2 Fast approximate convolutions on graphs

  The goal of this model is to learn a function of signals/features on a graph $\mathcal{G}=(\mathcal{V}, \mathcal{E})$.

  It takes feature matrix $X$ and adjacency matrix $A$ as input:

    • A feature description $x_{i}$ for every node $i$ ; summarized in a $N \times D$ feature matrix $X$($N$: number of nodes, $D$: number of input features)
    • A representative description of the graph structure in matrix form; typically in the form of an adjacency matrix $A$ (or some function thereof)

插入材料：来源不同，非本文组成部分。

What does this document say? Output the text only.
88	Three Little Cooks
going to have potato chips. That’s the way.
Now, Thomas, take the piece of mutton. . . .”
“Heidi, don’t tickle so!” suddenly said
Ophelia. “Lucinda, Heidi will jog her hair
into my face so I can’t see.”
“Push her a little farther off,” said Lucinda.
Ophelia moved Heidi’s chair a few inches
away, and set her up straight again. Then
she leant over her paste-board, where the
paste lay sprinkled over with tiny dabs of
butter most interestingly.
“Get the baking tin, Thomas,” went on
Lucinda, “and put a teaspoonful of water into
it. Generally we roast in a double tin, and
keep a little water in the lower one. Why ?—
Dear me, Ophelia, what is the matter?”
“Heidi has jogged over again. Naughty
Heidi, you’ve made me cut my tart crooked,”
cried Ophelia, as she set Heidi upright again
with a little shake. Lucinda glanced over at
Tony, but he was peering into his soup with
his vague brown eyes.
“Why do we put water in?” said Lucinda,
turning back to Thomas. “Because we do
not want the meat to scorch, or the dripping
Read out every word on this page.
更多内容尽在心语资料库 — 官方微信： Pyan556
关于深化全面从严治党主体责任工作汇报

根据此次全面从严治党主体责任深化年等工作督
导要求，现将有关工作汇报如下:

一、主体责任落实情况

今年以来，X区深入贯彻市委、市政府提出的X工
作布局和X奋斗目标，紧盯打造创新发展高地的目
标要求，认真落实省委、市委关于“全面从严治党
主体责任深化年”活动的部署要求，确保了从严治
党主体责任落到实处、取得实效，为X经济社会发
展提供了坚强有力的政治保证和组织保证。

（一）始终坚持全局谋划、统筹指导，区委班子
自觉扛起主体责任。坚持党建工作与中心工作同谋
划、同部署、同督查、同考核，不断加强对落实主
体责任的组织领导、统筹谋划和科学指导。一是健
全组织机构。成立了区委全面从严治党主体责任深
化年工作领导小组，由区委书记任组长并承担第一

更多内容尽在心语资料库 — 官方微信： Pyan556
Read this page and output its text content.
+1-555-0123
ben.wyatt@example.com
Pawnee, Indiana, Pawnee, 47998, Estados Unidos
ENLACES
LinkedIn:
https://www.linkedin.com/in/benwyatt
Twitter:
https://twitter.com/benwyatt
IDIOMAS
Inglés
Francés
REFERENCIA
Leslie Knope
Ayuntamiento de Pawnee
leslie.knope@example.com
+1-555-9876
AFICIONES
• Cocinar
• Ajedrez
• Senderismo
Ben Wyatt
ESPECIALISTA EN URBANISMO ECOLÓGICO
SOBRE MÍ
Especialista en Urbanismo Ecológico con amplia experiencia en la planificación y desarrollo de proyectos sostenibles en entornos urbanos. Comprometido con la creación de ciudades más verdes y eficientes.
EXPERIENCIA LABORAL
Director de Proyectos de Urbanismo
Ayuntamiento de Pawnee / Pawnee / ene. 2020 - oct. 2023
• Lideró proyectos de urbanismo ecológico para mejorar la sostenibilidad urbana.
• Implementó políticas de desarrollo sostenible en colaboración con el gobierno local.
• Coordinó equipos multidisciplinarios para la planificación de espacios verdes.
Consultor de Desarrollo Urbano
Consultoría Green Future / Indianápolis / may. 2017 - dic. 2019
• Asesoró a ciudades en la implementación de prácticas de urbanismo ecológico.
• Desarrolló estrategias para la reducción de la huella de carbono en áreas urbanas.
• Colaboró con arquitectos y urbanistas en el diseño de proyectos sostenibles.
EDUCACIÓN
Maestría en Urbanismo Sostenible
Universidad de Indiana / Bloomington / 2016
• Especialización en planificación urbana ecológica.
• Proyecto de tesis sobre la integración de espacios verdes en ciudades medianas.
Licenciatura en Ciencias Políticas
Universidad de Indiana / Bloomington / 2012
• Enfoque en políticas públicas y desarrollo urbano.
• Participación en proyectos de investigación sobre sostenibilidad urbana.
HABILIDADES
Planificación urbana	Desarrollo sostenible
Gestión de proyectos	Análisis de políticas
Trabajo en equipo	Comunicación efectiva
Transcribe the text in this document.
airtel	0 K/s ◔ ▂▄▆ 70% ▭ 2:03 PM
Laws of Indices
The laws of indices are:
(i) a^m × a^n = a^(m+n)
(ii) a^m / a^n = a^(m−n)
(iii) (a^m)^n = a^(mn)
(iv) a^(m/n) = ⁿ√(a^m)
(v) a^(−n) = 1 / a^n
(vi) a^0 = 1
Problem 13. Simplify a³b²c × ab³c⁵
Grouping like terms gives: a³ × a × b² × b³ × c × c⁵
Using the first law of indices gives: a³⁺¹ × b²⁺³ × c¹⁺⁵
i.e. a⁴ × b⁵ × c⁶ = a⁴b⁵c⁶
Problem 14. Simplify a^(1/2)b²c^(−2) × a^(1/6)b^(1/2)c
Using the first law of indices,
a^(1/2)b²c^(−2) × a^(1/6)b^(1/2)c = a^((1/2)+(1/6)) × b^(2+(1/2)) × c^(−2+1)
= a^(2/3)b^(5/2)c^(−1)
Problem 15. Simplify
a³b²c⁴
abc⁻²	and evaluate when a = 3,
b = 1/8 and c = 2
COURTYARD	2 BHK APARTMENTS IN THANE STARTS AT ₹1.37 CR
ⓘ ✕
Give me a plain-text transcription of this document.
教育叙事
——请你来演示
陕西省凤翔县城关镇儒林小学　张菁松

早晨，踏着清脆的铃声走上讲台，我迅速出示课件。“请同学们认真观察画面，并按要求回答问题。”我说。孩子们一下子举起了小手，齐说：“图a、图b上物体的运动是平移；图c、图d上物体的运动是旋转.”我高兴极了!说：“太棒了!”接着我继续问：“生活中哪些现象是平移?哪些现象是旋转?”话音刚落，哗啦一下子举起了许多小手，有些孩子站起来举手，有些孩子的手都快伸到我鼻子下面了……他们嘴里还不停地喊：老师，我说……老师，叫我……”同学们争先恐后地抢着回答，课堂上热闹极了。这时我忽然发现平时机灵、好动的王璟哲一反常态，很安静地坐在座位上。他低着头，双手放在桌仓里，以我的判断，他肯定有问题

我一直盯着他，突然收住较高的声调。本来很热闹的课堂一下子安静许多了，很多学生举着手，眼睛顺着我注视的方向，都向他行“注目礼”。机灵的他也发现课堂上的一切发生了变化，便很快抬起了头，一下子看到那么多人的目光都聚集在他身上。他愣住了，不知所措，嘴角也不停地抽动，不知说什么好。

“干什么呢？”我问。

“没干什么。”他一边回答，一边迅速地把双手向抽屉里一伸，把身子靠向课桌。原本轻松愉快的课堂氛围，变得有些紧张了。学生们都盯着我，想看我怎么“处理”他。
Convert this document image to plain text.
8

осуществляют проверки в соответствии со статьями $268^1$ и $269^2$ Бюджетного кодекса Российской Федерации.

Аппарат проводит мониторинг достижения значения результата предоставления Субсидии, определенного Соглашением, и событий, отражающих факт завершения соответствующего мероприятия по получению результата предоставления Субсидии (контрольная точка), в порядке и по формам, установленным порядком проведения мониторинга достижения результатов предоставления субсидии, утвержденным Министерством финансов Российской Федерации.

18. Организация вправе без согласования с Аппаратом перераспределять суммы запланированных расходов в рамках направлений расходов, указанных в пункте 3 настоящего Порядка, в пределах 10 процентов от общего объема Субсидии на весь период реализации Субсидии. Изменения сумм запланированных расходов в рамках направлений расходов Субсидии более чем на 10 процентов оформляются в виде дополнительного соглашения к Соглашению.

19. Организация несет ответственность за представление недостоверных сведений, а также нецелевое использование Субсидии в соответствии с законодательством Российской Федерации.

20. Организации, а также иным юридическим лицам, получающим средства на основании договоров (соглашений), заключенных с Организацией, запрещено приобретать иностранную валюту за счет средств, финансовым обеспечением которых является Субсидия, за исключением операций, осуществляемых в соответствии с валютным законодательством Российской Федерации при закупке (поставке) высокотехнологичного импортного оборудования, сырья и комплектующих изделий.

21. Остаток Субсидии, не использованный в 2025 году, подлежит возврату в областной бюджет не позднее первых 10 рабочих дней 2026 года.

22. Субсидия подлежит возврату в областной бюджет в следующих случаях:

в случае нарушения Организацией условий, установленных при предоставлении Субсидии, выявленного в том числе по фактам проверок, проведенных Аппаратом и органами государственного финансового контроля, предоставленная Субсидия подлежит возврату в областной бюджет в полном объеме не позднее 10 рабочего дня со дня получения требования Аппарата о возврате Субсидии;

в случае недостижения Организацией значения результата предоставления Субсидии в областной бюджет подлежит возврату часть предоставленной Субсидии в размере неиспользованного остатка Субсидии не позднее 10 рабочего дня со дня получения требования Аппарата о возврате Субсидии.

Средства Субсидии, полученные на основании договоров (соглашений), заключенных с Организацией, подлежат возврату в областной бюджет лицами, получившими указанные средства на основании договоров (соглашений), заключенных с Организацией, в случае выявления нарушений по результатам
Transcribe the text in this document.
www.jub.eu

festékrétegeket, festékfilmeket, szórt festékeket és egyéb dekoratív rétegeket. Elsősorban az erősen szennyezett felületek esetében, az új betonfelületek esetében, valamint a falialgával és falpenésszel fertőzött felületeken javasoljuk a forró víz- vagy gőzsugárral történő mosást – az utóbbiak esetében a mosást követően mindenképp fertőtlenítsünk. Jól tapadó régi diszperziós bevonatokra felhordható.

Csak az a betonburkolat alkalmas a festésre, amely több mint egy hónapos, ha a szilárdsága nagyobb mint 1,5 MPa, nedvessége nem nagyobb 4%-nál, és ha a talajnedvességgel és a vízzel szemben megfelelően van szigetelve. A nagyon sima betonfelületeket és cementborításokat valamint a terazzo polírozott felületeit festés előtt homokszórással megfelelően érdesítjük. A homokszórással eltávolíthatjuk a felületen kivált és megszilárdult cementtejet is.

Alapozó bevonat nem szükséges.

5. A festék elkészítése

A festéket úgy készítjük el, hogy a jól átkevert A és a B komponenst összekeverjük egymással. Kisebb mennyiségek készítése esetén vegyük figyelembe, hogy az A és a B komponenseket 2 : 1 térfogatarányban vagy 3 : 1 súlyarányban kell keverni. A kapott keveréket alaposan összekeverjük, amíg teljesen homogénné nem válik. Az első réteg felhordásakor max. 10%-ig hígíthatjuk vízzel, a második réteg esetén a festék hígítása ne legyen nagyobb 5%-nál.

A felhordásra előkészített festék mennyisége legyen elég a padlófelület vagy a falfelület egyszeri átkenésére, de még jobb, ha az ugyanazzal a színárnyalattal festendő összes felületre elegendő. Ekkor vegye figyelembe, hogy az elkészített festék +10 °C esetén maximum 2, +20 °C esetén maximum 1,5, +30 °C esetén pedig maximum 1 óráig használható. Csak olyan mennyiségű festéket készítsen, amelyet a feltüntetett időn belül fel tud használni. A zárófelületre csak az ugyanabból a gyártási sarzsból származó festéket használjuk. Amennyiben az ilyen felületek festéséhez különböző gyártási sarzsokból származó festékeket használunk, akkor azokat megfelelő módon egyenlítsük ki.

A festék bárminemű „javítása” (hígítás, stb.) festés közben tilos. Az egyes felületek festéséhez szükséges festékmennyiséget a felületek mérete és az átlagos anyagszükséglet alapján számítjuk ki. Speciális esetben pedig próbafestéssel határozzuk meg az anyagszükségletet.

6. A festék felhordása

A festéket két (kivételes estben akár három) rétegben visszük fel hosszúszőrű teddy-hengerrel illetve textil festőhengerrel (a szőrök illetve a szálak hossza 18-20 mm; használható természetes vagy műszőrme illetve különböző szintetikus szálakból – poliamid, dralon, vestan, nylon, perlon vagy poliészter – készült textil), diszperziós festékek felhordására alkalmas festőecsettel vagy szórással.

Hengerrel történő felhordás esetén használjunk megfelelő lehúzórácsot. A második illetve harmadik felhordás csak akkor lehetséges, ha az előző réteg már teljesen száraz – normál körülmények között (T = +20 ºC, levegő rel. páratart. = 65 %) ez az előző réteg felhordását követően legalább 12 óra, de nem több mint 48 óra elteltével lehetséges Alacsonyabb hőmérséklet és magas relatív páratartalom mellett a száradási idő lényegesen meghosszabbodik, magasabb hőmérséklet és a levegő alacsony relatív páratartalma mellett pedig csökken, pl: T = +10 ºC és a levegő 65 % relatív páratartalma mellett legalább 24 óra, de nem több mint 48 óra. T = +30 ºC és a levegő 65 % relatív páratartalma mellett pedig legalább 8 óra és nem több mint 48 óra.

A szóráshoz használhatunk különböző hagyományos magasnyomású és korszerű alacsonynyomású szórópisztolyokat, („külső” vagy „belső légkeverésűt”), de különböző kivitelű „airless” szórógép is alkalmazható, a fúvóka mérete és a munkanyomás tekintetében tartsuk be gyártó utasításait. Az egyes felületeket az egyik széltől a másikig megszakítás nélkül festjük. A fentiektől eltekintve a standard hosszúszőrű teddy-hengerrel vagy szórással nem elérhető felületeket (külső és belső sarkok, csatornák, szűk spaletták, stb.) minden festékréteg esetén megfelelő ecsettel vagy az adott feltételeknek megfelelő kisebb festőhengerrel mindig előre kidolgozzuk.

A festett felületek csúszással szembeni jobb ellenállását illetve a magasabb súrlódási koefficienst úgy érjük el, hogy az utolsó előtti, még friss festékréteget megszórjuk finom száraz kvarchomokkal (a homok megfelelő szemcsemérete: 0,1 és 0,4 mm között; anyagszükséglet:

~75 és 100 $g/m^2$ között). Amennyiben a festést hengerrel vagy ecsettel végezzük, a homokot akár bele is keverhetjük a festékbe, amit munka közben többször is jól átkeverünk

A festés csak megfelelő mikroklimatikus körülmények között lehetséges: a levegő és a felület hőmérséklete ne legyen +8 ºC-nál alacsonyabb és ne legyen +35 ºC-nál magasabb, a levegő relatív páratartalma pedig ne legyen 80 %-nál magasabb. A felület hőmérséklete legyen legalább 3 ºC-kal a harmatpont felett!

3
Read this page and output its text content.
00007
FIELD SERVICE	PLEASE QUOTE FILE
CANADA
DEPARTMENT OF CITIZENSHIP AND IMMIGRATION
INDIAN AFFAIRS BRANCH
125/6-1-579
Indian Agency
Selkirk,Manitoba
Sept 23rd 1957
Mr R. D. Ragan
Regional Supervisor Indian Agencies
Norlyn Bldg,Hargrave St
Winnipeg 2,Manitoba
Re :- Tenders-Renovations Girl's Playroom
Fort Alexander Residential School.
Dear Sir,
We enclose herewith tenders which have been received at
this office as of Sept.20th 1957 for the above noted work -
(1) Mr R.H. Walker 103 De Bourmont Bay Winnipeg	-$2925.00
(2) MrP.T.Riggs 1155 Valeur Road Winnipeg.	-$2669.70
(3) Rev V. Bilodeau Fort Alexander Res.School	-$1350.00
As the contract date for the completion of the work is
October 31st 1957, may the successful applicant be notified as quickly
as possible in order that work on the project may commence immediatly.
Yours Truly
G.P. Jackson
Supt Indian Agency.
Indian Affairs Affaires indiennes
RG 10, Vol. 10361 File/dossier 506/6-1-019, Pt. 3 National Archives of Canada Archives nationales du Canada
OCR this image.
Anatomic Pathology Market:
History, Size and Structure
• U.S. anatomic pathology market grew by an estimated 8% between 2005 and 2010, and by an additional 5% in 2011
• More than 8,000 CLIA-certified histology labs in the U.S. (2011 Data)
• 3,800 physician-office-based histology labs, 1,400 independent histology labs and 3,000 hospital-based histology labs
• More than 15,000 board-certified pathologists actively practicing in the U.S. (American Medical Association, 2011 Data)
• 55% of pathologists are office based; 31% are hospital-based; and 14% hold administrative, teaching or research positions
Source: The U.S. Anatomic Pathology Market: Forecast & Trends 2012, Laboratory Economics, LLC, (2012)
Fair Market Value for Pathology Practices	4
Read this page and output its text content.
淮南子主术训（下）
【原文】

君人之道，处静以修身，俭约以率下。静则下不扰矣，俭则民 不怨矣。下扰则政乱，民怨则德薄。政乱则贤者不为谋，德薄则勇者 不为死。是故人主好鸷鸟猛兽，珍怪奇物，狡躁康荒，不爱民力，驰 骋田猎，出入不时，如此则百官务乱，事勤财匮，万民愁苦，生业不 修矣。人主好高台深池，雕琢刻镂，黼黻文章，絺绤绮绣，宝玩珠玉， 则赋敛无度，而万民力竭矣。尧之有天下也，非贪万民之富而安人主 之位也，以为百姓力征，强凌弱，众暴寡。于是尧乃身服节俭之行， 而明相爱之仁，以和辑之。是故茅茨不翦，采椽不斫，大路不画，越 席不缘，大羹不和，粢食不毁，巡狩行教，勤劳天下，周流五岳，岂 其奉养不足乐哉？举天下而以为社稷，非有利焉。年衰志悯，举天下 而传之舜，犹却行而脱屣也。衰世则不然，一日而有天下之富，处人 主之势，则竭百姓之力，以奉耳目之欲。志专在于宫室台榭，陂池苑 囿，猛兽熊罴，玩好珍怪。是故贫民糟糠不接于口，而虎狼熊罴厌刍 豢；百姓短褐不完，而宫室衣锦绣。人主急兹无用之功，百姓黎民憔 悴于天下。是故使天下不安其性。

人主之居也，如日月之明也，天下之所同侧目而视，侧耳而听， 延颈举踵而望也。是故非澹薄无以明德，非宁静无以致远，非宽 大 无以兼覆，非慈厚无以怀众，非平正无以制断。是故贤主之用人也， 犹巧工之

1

  It produces a node-level output $Z$ (an $N×F$ feature matrix, where $F$ is the number of output features per node). Graph-level outputs can be modeled by introducing some form of pooling operation.

  Every neural network layer can then be written as a non-linear function

    $H^{(l+1)}=f\left(H^{(l)}, A\right),$

  with $H^{(0)}=X$ and $H^{(L)}=Z$ (or $z$ for graph-level outputs), $L$ being the number of layers. The specific models then differ only in how $f(\cdot, \cdot)$ is chosen and parameterized.

  Conditional GCN model :

    

  At first,we get the definition of Conditional GCN model:

    $f\left(H^{(l)}, A\right)=\sigma\left(A H^{(l)} W^{(l)}\right)$

  In the formula, $A H $ means every node in the graph need to consider it's own neighbour.

  Where

    • $W^{(l)}$  is a weight matrix for the  $l -th$ neural network layer .
    • $\sigma(\cdot)$  is a non-linear activation function like the ReLU.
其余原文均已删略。